Bagi pelaku UMKM yang sering terhambat karena tidak punya sertifikat rumah atau aset lain untuk dijadikan jaminan, skema KUR BRI tanpa agunan tetap menjadi pilihan yang paling menarik. Lewat program ini, pinjaman usaha hingga Rp100 juta bisa diakses tanpa agunan tambahan, selama syarat administrasi dan kelayakan usaha terpenuhi.
Kondisi itu membuat KUR BRI terus diburu oleh pelaku usaha kecil yang membutuhkan modal cepat. Di sisi lain, penyalurannya tetap berada dalam kerangka Kredit Usaha Rakyat pemerintah yang memang ditujukan untuk membantu usaha mikro, kecil, dan menengah memperoleh pembiayaan dengan bunga rendah.
Plafon pinjaman dan bunga yang ditawarkan
Dalam skema tanpa agunan, kategori yang paling banyak dicari adalah KUR Mikro. Plafonnya berada di kisaran Rp10 juta sampai Rp100 juta tanpa agunan tambahan, sehingga cocok untuk usaha yang sudah berjalan tetapi masih butuh tambahan modal.
BRI juga menyalurkan KUR Super Mikro dengan plafon maksimal Rp10 juta dan bunga 3 persen per tahun. Sementara itu, KUR Mikro tanpa agunan dikenakan bunga 6 persen efektif per tahun.
Ada pula KUR Kecil dengan plafon Rp100 juta hingga Rp500 juta. Namun, kategori ini membutuhkan agunan tambahan sehingga berbeda dari skema tanpa jaminan yang lebih diminati banyak pelaku UMKM.
Secara umum, KUR BRI menawarkan bunga mulai 3 persen hingga 6 persen efektif per tahun, tergantung kategori pinjamannya. Bunga yang relatif ringan inilah yang ikut membuat program ini tetap jadi incaran.
Mengapa banyak dicari pelaku usaha kecil
Skema tanpa agunan memberi ruang lebih besar bagi pelaku usaha yang usahanya dinilai layak, tetapi terkendala jaminan. Kelompok yang paling terbantu biasanya berasal dari usaha rumahan, perdagangan kecil, dan sektor pertanian.
Tambahan modal dari pinjaman ini umumnya dipakai untuk menambah stok, membeli peralatan, atau memperluas aktivitas usaha yang sudah berjalan. Karena itu, pinjaman tanpa sertifikat rumah atau aset lain sering dianggap sebagai opsi yang lebih realistis.
Bagi pedagang kecil, petani, dan pelaku usaha rumahan, akses seperti ini memberi napas baru saat kebutuhan modal datang mendesak. Meski begitu, proses seleksi tetap berjalan agar pembiayaan benar-benar masuk ke debitur yang memenuhi syarat.
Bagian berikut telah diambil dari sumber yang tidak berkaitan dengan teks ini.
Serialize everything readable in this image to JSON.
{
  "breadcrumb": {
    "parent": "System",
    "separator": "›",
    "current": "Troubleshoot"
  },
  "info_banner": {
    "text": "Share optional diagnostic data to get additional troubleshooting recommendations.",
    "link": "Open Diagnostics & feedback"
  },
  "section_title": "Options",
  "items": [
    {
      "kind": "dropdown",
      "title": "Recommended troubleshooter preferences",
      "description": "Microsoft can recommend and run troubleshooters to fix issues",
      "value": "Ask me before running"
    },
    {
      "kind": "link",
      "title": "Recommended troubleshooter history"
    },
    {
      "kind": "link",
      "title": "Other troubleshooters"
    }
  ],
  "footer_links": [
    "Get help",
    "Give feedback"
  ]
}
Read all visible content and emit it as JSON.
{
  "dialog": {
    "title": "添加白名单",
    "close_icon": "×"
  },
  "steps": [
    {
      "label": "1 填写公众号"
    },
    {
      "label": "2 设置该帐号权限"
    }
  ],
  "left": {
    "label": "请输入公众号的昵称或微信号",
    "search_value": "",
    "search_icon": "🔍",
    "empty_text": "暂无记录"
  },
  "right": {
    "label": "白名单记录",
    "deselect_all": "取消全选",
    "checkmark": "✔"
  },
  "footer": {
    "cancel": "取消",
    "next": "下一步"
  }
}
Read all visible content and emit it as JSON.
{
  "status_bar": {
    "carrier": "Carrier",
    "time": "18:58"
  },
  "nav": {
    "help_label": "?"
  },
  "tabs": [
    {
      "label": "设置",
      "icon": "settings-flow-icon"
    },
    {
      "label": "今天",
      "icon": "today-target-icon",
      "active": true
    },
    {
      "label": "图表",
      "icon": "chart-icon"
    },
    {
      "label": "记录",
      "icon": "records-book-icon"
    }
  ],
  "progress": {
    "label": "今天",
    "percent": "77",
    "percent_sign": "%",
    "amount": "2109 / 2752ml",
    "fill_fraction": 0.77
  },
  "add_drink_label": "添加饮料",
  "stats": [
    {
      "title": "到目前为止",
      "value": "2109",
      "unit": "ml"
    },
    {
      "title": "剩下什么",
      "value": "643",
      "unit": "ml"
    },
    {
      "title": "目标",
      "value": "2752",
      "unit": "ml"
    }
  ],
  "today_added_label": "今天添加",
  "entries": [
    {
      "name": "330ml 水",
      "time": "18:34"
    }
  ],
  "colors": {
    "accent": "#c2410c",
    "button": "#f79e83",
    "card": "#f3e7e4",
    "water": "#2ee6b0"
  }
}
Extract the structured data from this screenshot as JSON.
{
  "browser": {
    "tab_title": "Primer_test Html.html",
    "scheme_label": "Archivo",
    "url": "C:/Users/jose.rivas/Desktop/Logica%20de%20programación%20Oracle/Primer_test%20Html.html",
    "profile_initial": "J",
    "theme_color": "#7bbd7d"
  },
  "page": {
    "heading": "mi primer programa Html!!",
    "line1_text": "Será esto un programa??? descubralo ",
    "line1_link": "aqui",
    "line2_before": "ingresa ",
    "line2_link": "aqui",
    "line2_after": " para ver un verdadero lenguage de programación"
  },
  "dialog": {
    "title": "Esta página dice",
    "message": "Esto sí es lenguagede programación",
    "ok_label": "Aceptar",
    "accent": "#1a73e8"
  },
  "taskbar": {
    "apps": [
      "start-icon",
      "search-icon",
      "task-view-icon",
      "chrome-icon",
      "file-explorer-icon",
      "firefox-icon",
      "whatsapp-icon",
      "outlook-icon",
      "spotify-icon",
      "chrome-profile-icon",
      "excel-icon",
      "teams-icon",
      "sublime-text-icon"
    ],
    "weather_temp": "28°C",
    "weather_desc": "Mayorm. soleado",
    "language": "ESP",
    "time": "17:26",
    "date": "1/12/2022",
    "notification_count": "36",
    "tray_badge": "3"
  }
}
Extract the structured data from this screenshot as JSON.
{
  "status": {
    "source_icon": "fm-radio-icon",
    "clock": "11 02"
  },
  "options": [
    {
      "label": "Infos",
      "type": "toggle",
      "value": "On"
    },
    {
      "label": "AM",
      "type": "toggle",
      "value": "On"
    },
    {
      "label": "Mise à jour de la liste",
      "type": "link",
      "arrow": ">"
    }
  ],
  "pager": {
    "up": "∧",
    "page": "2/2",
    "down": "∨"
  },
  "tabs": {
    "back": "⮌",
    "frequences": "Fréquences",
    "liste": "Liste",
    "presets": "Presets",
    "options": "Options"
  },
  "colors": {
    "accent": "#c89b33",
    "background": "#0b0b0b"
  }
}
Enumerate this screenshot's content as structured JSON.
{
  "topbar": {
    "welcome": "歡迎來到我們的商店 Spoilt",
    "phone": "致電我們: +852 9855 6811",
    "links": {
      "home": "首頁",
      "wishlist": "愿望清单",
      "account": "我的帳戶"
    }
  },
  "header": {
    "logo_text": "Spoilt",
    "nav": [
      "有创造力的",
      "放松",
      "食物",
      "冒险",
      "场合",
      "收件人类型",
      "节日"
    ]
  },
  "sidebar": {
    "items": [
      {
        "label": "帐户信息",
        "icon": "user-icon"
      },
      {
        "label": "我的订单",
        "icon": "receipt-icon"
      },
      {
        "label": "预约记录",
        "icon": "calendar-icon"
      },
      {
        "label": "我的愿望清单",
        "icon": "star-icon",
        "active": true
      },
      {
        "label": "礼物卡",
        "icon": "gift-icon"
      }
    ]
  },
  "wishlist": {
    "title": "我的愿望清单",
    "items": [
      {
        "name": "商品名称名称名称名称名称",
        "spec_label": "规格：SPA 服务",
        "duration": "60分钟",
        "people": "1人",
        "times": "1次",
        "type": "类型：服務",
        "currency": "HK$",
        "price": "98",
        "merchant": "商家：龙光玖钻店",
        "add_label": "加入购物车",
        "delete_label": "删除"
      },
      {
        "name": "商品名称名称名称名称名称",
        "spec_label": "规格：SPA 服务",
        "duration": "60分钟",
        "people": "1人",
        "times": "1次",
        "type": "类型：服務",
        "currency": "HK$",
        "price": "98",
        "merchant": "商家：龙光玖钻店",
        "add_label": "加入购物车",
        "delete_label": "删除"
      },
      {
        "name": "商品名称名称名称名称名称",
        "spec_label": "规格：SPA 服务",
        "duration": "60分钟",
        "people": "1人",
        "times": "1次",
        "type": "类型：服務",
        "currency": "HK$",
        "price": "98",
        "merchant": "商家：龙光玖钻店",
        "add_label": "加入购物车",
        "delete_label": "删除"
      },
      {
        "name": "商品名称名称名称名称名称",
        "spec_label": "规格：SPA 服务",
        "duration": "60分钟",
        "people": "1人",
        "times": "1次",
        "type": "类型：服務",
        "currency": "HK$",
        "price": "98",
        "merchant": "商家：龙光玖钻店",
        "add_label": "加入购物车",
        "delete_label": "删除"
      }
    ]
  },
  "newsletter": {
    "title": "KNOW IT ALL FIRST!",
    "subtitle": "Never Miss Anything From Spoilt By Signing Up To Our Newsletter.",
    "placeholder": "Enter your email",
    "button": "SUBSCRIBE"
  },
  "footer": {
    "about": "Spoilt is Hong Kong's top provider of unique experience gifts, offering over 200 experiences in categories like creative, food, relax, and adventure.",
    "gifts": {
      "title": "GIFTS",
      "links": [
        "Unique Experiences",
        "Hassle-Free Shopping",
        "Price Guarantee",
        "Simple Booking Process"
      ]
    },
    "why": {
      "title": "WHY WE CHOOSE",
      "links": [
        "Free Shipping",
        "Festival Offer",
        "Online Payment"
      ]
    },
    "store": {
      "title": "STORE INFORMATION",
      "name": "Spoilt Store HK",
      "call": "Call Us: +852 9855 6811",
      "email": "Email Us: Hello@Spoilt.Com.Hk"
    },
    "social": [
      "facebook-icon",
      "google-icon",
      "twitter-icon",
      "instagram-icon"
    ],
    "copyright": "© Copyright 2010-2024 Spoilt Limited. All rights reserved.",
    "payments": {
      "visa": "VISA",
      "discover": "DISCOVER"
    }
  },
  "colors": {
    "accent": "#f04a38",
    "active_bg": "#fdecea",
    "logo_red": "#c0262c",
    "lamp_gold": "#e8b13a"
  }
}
Syarat yang harus dipenuhi tetap jelas
Calon debitur wajib berstatus Warga Negara Indonesia dan memiliki e-KTP serta Kartu Keluarga yang masih aktif. Pemohon juga harus berusia minimal 21 tahun atau sudah menikah.
Usaha yang dijalankan harus aktif minimal enam bulan. Selain itu, pemohon tidak boleh memiliki kredit produktif aktif di bank lain.
Bank juga meminta dokumen legal usaha berupa NIB atau Surat Keterangan Usaha. Untuk pinjaman tertentu, NPWP juga diperlukan sesuai ketentuan bank.
Kelengkapan dokumen tetap menjadi faktor penting meski pengajuan disebut lebih mudah. Riwayat kredit calon debitur juga akan dicek melalui SLIK OJK untuk memastikan tidak ada tunggakan pinjaman bermasalah.
Kenapa pengajuannya terasa lebih praktis
Pengajuan KUR BRI tanpa agunan kini terintegrasi dengan sistem digital dan data kependudukan nasional. Integrasi ini membuat alur pengajuan terasa lebih sederhana dibandingkan proses manual yang lebih panjang.
Meski begitu, sistem tersebut tidak mengubah prinsip dasar penyaluran kredit. Penilaian tetap diarahkan pada kelayakan usaha dan kemampuan membayar cicilan, bukan pada kepemilikan agunan tambahan.
Artinya, calon peminjam yang dokumennya lengkap, usahanya aktif, dan riwayat kreditnya bersih punya peluang lebih besar untuk diproses. Bagi UMKM yang sedang mencari tambahan modal, kombinasi plafon hingga Rp100 juta tanpa agunan tambahan, bunga rendah, dan proses yang lebih praktis membuat KUR BRI tanpa jaminan tetap menjadi salah satu solusi pembiayaan produktif yang paling dilirik.